See more information about the ALeRCE broker, including its frontend, in http://alerce.science/
ALeRCE use cases
A collection of jupyter notebooks and scripts on how to access the ALeRCE database, API, etc.
For faster cloning please use:
git clone --depth=1 https://github.com/alercebroker/usecases.git
The ALeRCE broker is a Chilean-led initiative to build a community broker for LSST and other large etendue survey telescopes which produce public streams of alerts. ALeRCE is developed by many institutions in Chile and in the U.S., taking advantage of the large network of collaborators which we have established around data science and astronomy during the last decade. The main motivation of ALeRCE is to facilitate the follow-up and the exploration of the LSST and other observatories alert streams.
ALeRCE aims to facilitate the study of stationary (non--moving) variable and transient objects. We will do this by providing real-time filtered streams of aggregated, annotated and classified alerts, but also by providing alert exploration and analysis tools that can help researchers look for patterns and outliers within large populations of events. We also aim to provide forecasting tools which can help with the optimization of follow--up resources.
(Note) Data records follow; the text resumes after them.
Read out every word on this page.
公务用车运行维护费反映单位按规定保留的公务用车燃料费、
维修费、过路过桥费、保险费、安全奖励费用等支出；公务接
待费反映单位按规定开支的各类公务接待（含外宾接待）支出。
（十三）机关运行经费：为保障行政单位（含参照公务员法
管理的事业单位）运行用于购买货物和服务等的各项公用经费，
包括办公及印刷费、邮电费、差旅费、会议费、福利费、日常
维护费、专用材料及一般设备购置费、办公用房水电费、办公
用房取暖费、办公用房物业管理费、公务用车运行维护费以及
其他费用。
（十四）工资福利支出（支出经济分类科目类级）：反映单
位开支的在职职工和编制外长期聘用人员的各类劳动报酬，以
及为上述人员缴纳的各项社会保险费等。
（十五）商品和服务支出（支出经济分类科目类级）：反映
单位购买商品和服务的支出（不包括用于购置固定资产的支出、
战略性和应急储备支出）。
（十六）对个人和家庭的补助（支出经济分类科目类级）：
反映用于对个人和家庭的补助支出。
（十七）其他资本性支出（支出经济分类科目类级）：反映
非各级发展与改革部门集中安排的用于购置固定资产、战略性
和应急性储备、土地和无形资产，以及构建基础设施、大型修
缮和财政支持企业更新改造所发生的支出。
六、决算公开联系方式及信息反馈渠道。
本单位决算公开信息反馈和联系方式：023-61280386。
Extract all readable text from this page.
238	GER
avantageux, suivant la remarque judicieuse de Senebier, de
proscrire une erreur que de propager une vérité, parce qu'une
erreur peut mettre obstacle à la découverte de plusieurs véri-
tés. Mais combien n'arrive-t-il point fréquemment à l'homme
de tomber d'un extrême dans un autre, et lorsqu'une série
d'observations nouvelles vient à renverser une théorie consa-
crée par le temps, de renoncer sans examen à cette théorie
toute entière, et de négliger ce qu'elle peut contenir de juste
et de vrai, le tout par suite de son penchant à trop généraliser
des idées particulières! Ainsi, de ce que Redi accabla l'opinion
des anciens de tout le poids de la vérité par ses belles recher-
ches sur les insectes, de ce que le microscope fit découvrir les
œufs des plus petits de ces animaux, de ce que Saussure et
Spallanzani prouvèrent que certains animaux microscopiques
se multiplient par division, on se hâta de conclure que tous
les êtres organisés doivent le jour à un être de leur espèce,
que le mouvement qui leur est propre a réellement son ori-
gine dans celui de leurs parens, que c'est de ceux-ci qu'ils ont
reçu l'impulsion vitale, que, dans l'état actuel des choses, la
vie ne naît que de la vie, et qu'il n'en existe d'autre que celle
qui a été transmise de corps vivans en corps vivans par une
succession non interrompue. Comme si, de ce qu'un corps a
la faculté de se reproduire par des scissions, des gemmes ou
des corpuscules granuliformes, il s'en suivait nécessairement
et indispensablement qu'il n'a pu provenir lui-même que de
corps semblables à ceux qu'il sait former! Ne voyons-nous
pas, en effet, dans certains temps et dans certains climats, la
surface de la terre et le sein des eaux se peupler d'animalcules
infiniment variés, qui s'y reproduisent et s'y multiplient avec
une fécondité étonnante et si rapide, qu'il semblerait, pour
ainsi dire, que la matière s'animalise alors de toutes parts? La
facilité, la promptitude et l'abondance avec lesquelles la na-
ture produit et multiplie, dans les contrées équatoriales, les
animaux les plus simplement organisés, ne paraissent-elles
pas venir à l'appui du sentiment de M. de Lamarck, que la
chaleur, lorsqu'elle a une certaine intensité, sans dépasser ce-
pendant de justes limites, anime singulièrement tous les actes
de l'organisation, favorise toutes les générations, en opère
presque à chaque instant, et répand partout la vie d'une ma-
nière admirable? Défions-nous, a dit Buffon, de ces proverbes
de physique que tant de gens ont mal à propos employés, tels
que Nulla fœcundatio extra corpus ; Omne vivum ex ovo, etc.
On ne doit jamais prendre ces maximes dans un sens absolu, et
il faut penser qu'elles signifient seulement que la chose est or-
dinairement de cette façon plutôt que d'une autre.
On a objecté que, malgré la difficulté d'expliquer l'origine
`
In this repository we show how to access the ALeRCE ZTF database, focused on different science cases. You can find several introductory jupyter notebooks in the notebooks directory, which connect to the database, query some tables and does some processing and visualization of the data. If you would like to beta test this please note that ALeRCE is still under development, with very simple taxonomy and classification models.
LSST PCW 2020: note that we are undergoing major changes in our database design and we are beta releasing some notebooks which use this new API, which is much richer than our stable version. These notebooks have the "newDB" string on them.
Please report any problems to francisco dot forster at gmail dot com.
How can I contribute?
The success of ALeRCE depends on being able to build a community of users which can connect LSST with the different follow up resources. Therefore, we are very happy to receive and publish contributed notebooks in this repository showing how your science case can benefit from having a real-time access to an annotated and classified database of ZTF alerts. Please feel free to join this repository and add your science cases!